I'm posting this for those who seem fixated on 'end of trial numbers' and their impact on the "other" drug. What lines are people drawing for the end of the phase 2 trial for eteplirsen versus the extension study numbers?
Not the full PR, just paragraphs
Jul 24, 2012 (Marketwire via COMTEX) --Sarepta Therapeutics (NASDAQ: SRPT), a developer of innovative RNA-based therapeutics, today announced that treatment with its exon-skipping compound, eteplirsen, achieved a significant clinical benefit on the primary clinical outcome, the 6-minute walk test (6MWT), over a placebo/delayed treatment cohort in a Phase IIb trial in Duchenne muscular dystrophy (DMD) patients. Eteplirsen administered once weekly at 50mg/kg over 36 weeks resulted in a 69.4 meter benefit compared to patients who received placebo for 24 weeks followed by 12 weeks of treatment with eteplirsen in the open-label extension. In the predefined prospective analysis of the study's intent-to-treat (ITT) population on the primary clinical outcome measure, the change in 6MWT distance from baseline, eteplirsen-treated patients who received 50mg/kg of the drug weekly (n=4) demonstrated a decline of 8.7 meters in distance walked from baseline (mean=396.0 meters), while patients who received placebo/delayed-eteplirsen treatment for 36 weeks (n=4) showed a decline of 78.0 meters from baseline (mean=394.5 meters), for a statistically significant treatment benefit of 69.4 meters over 36 weeks (p≤0.019).
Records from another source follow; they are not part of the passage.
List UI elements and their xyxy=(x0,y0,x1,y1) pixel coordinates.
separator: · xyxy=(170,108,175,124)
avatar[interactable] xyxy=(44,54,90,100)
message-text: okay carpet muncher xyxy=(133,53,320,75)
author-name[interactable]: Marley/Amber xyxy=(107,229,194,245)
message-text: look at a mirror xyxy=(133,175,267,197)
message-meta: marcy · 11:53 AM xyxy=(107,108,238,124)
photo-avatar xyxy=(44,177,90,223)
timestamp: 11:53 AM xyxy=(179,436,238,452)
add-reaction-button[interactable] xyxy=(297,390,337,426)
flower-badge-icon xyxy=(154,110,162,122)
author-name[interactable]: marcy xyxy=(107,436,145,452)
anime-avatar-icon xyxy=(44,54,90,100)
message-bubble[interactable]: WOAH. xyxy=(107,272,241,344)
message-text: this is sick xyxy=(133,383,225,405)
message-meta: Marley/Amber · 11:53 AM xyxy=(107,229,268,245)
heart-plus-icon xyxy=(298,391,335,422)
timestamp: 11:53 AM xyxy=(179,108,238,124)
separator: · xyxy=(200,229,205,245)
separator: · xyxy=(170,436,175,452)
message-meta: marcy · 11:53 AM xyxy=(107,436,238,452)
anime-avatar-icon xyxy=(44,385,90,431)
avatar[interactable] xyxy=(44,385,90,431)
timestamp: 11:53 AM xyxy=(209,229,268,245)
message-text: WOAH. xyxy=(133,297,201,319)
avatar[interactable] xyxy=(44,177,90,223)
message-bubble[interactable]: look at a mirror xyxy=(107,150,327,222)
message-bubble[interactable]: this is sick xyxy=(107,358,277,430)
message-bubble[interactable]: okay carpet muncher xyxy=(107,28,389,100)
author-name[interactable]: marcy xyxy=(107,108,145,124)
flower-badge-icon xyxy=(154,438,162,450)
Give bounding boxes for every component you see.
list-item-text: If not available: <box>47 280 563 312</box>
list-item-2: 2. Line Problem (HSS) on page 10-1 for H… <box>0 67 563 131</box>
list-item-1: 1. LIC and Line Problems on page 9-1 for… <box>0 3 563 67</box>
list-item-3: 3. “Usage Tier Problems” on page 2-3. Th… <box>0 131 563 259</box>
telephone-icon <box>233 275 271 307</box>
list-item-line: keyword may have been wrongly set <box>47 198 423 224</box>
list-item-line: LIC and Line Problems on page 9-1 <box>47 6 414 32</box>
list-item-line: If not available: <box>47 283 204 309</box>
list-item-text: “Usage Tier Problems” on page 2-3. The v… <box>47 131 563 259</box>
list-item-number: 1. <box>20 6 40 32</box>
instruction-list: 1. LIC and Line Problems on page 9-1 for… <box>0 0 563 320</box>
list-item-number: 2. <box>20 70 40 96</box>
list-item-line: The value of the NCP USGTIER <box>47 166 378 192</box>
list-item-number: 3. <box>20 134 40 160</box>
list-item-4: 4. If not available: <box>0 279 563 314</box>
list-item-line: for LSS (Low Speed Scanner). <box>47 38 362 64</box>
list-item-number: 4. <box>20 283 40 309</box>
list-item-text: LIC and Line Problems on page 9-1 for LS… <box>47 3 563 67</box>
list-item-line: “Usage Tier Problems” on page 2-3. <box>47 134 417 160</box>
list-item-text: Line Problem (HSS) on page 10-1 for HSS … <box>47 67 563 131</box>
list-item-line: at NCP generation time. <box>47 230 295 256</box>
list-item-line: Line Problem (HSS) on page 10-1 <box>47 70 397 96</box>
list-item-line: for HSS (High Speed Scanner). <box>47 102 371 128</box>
Out of order paragraph to give additional context: "There was no statistically significant difference between the cohort of patients who received 30mg/kg weekly of eteplirsen and the placebo/delayed treatment cohort."
When the dystrophin numbers came out after the 48 week biopsies, I think the 30 mg boys did better, not sure though.
Also in 2012 this was in one of Sarepta's updates, "Sarepta is optimizing sequences for two preclinical exon-skipping compounds, Exon 45 and Exon 50, and expects to file an investigational new drug application by the end of 2013." Sometime in 2013, it appears exon 50 was a business decision to hold off developing right now and may be the reason the Secklers are now highlighting the need for platform approval. Business decisions are very different animal in the biotech world.